David Anderson was responsible for the refit of the mill as a roller mill, using the latest equipment in 1896 and had relative success until his death in 1929. His widow then continued the operation, mainly producing oat products, pearl barley and split peas. Flour milling became a minor component after World War Two, along with a brief stint of ricena production, a rice substitute involving polished wheat. However, David Anderson and Co ceased business in 1959 and the mill finally closed with most of the machinery being sold for scrap, or to local farmers for grain cleaning.

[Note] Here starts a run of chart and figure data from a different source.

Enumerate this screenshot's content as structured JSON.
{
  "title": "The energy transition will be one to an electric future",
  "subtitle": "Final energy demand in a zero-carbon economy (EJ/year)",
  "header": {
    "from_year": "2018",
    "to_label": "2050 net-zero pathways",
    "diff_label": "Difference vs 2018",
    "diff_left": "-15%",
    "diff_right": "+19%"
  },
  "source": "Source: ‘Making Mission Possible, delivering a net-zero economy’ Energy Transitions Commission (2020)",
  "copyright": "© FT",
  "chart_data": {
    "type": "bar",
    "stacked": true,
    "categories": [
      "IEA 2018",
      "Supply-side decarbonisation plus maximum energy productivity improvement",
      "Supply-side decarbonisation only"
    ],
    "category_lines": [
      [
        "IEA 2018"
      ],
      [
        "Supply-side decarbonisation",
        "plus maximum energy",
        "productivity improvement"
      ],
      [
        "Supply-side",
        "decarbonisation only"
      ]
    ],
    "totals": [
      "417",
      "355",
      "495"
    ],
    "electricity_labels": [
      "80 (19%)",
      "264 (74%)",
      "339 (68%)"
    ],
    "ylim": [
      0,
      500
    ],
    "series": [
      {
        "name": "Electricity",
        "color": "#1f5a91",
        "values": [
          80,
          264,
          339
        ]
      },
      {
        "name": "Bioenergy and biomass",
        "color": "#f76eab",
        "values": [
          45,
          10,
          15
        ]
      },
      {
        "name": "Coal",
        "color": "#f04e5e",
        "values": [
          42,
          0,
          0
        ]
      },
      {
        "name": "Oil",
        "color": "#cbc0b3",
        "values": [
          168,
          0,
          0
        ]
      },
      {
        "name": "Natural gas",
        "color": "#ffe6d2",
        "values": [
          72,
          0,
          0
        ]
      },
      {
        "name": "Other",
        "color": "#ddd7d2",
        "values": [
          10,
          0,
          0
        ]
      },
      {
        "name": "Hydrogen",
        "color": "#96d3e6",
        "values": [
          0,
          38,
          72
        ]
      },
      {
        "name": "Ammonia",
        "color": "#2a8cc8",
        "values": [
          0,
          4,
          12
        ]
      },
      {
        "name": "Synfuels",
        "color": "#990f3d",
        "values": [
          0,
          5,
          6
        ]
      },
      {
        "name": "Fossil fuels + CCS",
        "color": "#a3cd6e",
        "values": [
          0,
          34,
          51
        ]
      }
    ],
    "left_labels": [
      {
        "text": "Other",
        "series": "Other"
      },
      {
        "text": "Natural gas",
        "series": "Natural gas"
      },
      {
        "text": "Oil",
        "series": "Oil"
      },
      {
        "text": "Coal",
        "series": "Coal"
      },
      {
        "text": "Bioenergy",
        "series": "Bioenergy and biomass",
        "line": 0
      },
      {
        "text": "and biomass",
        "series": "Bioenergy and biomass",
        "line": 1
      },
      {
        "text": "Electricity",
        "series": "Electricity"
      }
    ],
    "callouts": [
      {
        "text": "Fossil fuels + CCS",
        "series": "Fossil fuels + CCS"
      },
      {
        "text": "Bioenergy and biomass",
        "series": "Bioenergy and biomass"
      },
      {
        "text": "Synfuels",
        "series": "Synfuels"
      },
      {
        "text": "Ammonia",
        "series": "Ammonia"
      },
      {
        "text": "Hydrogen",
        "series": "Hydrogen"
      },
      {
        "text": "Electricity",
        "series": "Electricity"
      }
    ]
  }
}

==Closure and government acquisition==

After closure the mill remained dormant for many years, but a report in 1979 advised that the site should be purchased by the Victorian Government due to its historical significance. Funding was obtained under the Bicentennial Authority and the State Government, with the mill acquired from the owners, Lyn Anderson and Shirley Meulan, in 1987 by the Department of Conservation, Forests and Lands. The site has been managed by Parks Victoria since 1996.

There is an annual Anderson's Mill Festival organized by Parks Victoria and Shire of Hepburn, which features traditional skills and demonstrations. The site is recorded on the Victorian Heritage Register.